Thrive 23 - Why peer feedback when teacher feedback is better?

Why do you want to invest in peer feedback when teacher feedback is better in terms of the quality of the feedback message given?

From the perspective of developing feedback literacy for sustainable life-long learning

Students need to make the judgement of the feedback given by their peers to see if it is accurate (in terms of information provided to reject or accept) constructive (in terms of actionable to move their work forward or improve the quality of their work) instead of relying on teacher as the source of feedback without being critical about the feedback given

Students may be reluctant to have a dialogue with authoritative teachers to provide feedback that is critical

From the perspective of the teacher seeing students as instructional resources

Students brought with them a rich experience at secondary school, this experience can be used to enrich the content of the work through feedback by providing a different perspective from that of a teacher. 

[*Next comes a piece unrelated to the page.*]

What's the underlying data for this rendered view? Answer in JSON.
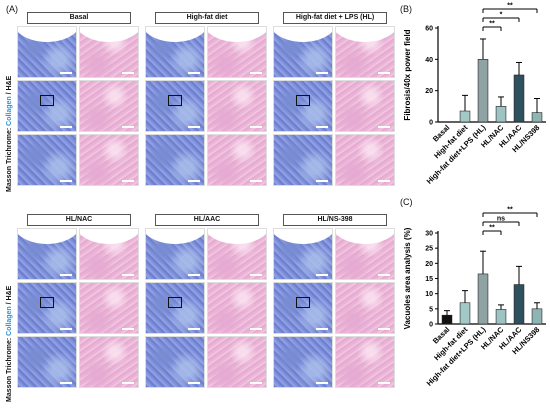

In the context of a big group (20 or more) of students doing coursework where the theme is very broad (e.g transporting) and each student have a different design problem, with different design ability, it is challenging for the teacher to meet the needs of each and every student. When peers are enculturated to provide feedback with assessment resources given such as (exemplars from the teacher, quality criteria, the standards of work from peers, and even validated rubrics), students can be enculturated to be "critical friends"  

From the social mixing perspective to develop an inclusive learning environment 

Peer feedback invite comments from sources other than the teacher and promote interaction within group, if orchestrated well, would lead to empathy, trust of team member and develop camaraderie (Hu & Lam, 2010; Chang, 2015 as cited by Han & Xu, 2020) 

From the perspective of closing the educational gap for the lower-achieving students

Based on Prof Min research work on peer feedback in writing, lower-achieving students feel that could gain a lot from peers as sometimes it is easier for them to receive suggestions from peers than from authoritative teachers. Seeing how their peer design (with video technology) exposed lower-achieving students to both the quality process and product.